Wednesday 25 April 2012

Coryton Refinery - Fate to be Decided in May

The future of Petroplus' UK refinery Coryton, which employs around 900 people, will be decided by the middle of May, when the current deal supplying it with crude runs out, administrator PwC said on Tuesday.  Work on a potential sale or restructuring of the refinery's debt is underway with a view to reaching an agreement before the deal expires in the middle of May, or the plant will close.  "We'll do a deal or shut Coryton when the current arrangement finishes," Steven Pearson, partner and joint administrator of Petroplus Refining & Marketing Limited (PRML) told Reuters.

The plant received a three-month lifeline in February from a consortium of Morgan Stanley, private equity firm KKR and the co-founder of the stricken Petroplus Marcel Van Poecke.  But with capital expenditure needs of around $1 billion and upcoming maintenance costing $150 million due in September, the economic conditions for securing a prompt deal remain challenging.  "One of the big factors here is that with the price of oil being where it is at the moment, the cost of funding the working capital is so enormous in the short term, that the economics are difficult," Pearson said. "But that's true for any refiners out there."

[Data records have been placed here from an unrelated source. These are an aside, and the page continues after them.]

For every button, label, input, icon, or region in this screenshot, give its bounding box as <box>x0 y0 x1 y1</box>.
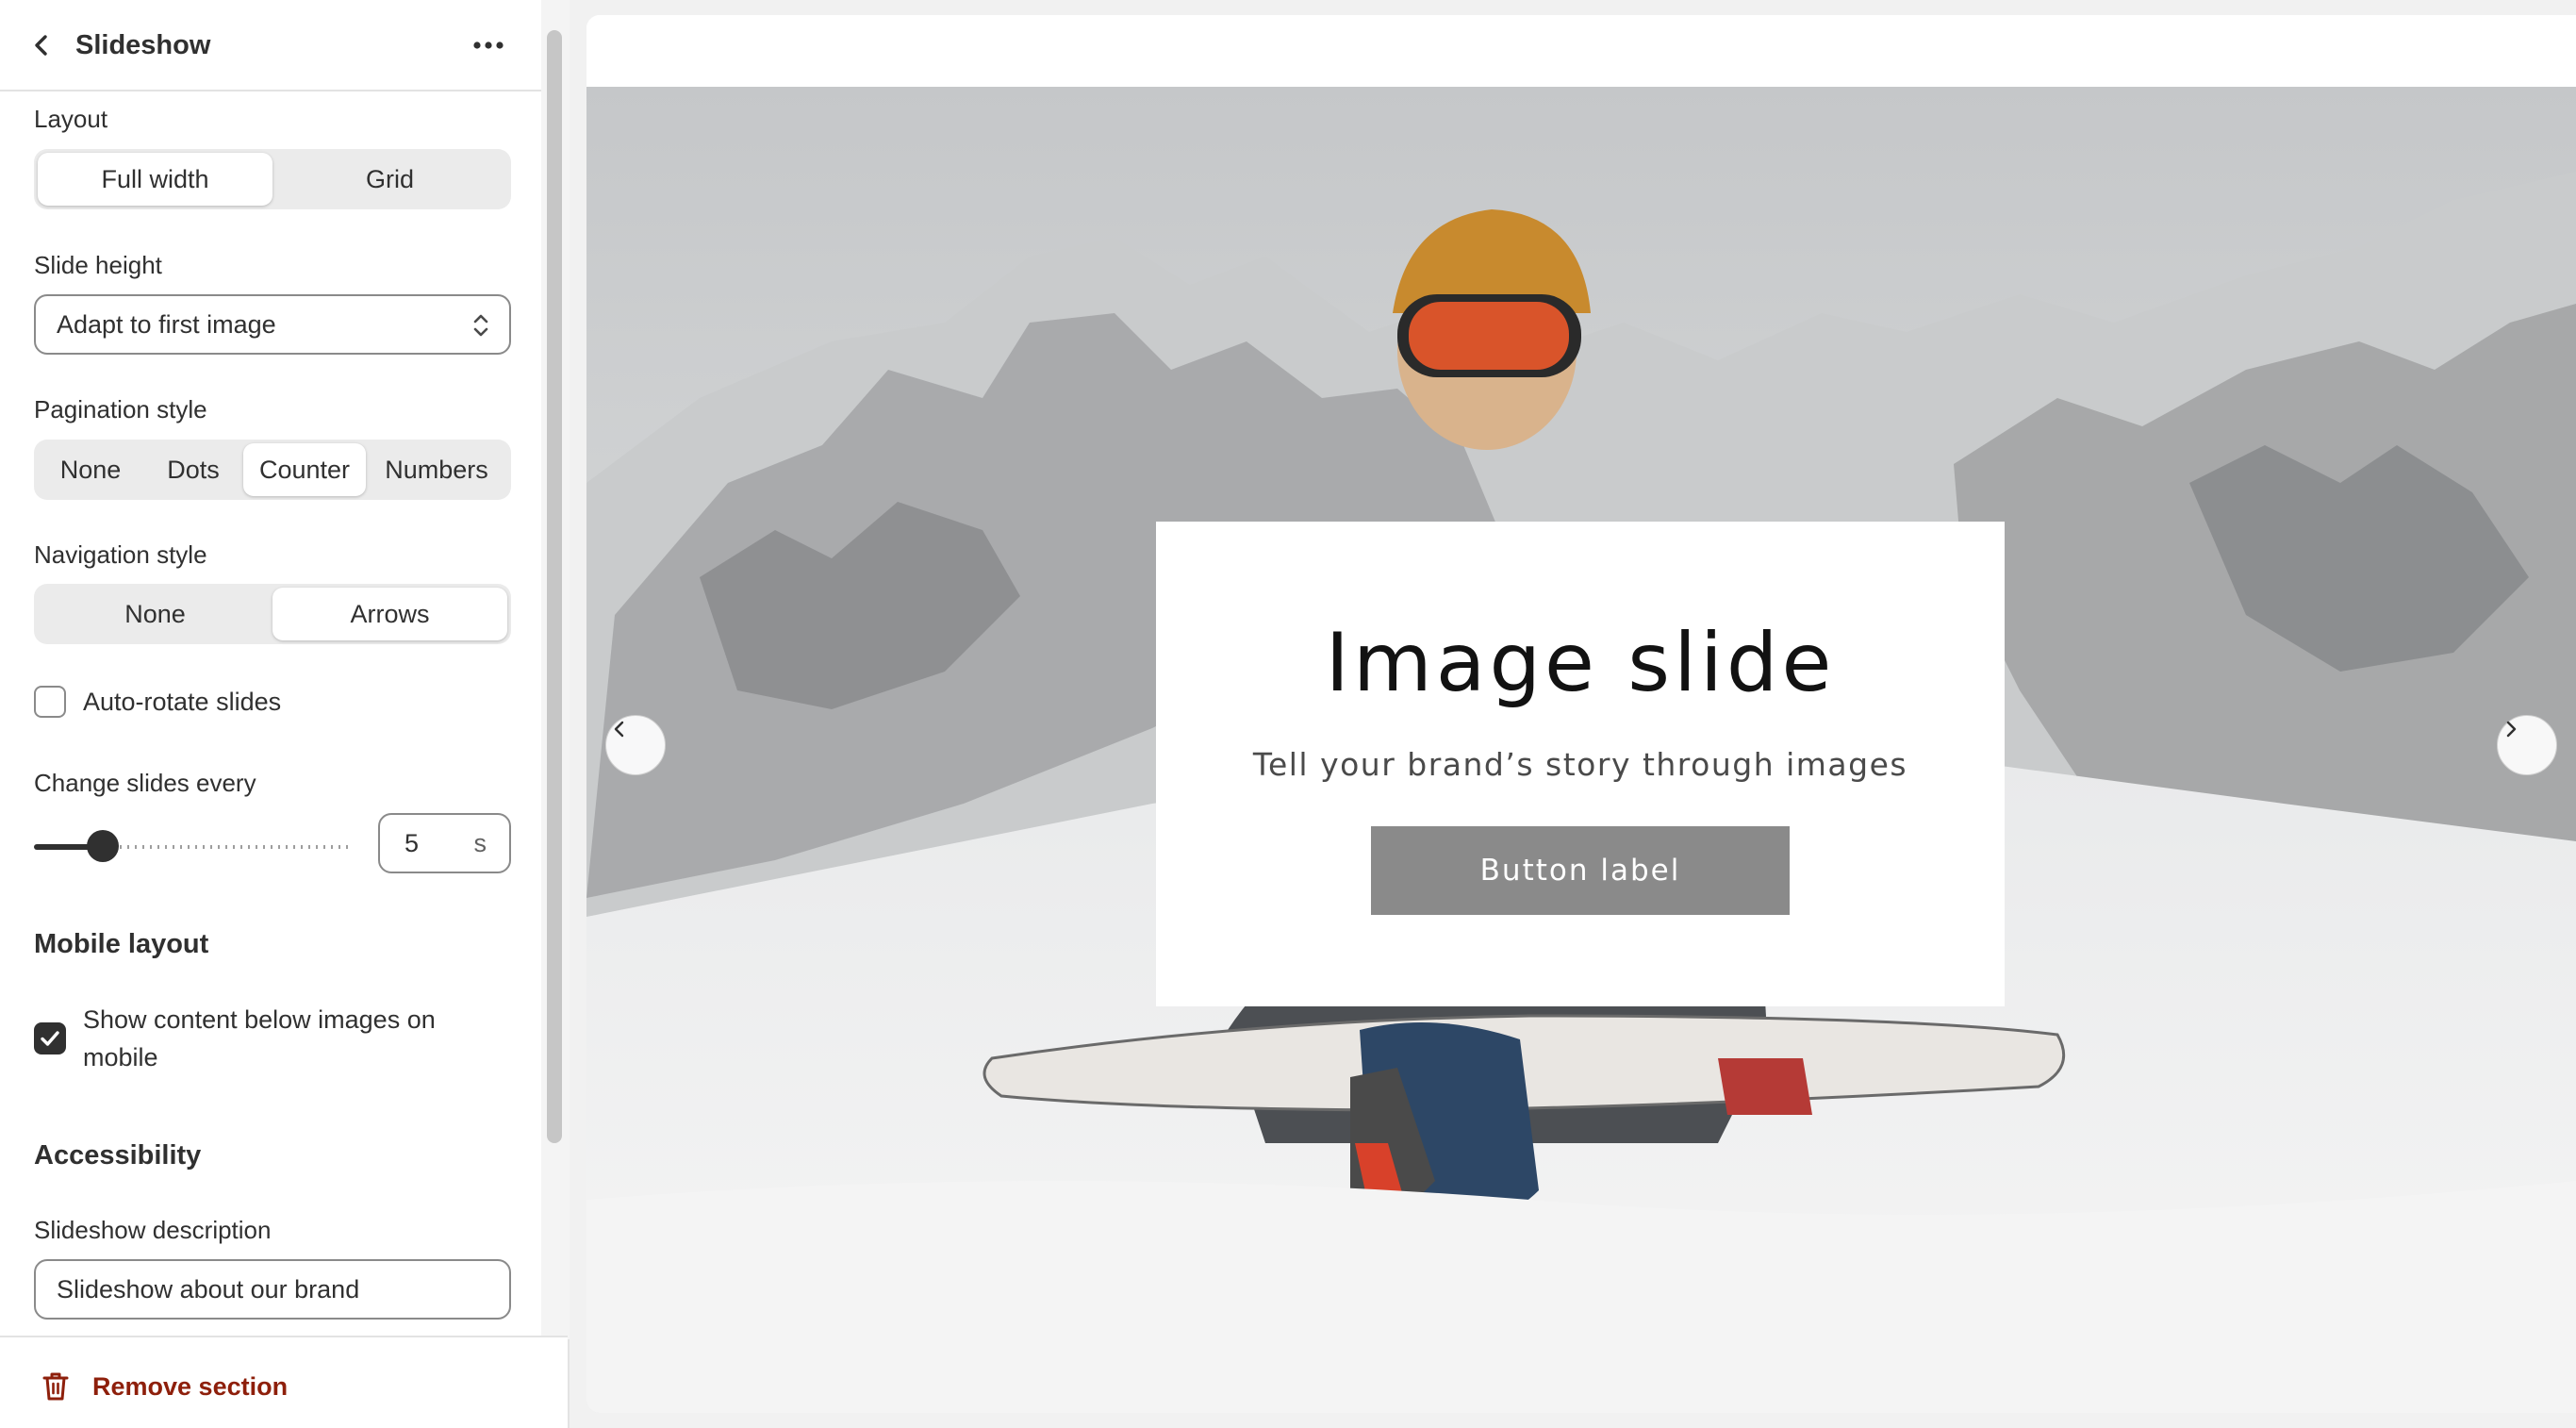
sidebar-header: Slideshow <box>0 0 541 91</box>
pagination-option-numbers[interactable]: Numbers <box>366 443 507 496</box>
pagination-option-dots[interactable]: Dots <box>143 443 243 496</box>
layout-option-grid[interactable]: Grid <box>272 153 507 206</box>
slideshow-slide: Image slide Tell your brand’s story thro… <box>586 87 2576 1413</box>
layout-segmented-control: Full width Grid <box>34 149 511 209</box>
change-slides-value: 5 <box>405 829 420 857</box>
ellipsis-icon <box>473 42 504 49</box>
theme-preview: Image slide Tell your brand’s story thro… <box>586 15 2576 1413</box>
slide-heading: Image slide <box>1325 616 1836 710</box>
slider-thumb[interactable] <box>87 830 119 862</box>
pagination-option-none[interactable]: None <box>38 443 143 496</box>
navigation-option-none[interactable]: None <box>38 588 272 640</box>
preview-header-bar <box>586 15 2576 87</box>
navigation-segmented-control: None Arrows <box>34 584 511 644</box>
sidebar-title: Slideshow <box>75 30 211 60</box>
slider-track-rest <box>120 845 349 849</box>
pagination-segmented-control: None Dots Counter Numbers <box>34 440 511 500</box>
next-slide-button[interactable] <box>2497 715 2557 775</box>
sidebar-footer: Remove section <box>0 1336 568 1428</box>
change-slides-input[interactable]: 5 s <box>378 813 511 873</box>
slide-height-select[interactable]: Adapt to first image <box>34 294 511 355</box>
slide-content-box: Image slide Tell your brand’s story thro… <box>1156 522 2005 1006</box>
change-slides-label: Change slides every <box>34 769 256 797</box>
settings-sidebar: Slideshow Layout Full width Grid Slide h… <box>0 0 570 1428</box>
slide-height-label: Slide height <box>34 251 162 279</box>
show-content-below-label: Show content below images on mobile <box>83 1005 436 1071</box>
more-actions-button[interactable] <box>468 28 509 62</box>
layout-option-full-width[interactable]: Full width <box>38 153 272 206</box>
accessibility-heading: Accessibility <box>34 1140 202 1171</box>
checkmark-icon <box>41 1031 59 1046</box>
navigation-label: Navigation style <box>34 540 207 569</box>
select-chevron-icon <box>473 314 488 337</box>
sidebar-scrollbar-thumb[interactable] <box>547 30 562 1143</box>
pagination-label: Pagination style <box>34 395 207 423</box>
change-slides-unit: s <box>473 829 487 857</box>
slide-height-value: Adapt to first image <box>57 310 276 339</box>
auto-rotate-label: Auto-rotate slides <box>83 688 282 716</box>
remove-section-label: Remove section <box>92 1371 289 1401</box>
previous-slide-button[interactable] <box>605 715 666 775</box>
auto-rotate-checkbox[interactable] <box>34 686 66 718</box>
show-content-below-checkbox[interactable] <box>34 1022 66 1054</box>
slideshow-description-label: Slideshow description <box>34 1216 272 1244</box>
slide-cta-button[interactable]: Button label <box>1371 826 1790 915</box>
chevron-left-icon <box>614 721 624 738</box>
slideshow-description-input[interactable] <box>34 1259 511 1320</box>
mobile-layout-heading: Mobile layout <box>34 929 209 959</box>
layout-label: Layout <box>34 105 108 133</box>
navigation-option-arrows[interactable]: Arrows <box>272 588 507 640</box>
back-button[interactable] <box>25 28 58 62</box>
trash-icon <box>42 1372 69 1401</box>
remove-section-button[interactable]: Remove section <box>41 1368 288 1405</box>
chevron-left-icon <box>35 35 47 56</box>
slide-subheading: Tell your brand’s story through images <box>1252 746 1908 783</box>
pagination-option-counter[interactable]: Counter <box>243 443 366 496</box>
chevron-right-icon <box>2506 721 2517 738</box>
change-slides-slider[interactable] <box>34 844 349 850</box>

Brent crude futures rose to highs not seen since 2008 of $128.40 a barrel in early March, further squeezing refining profits.  The tough operating environment has taken its toll on the European industry, with a mixture of thin profit margins and very tight credit conditions making deal-making difficult.  "We need committed investors to invest in the turnaround programme, there's no point in asking if the sun will come out tomorrow, we have to deal with it now," Pearson said.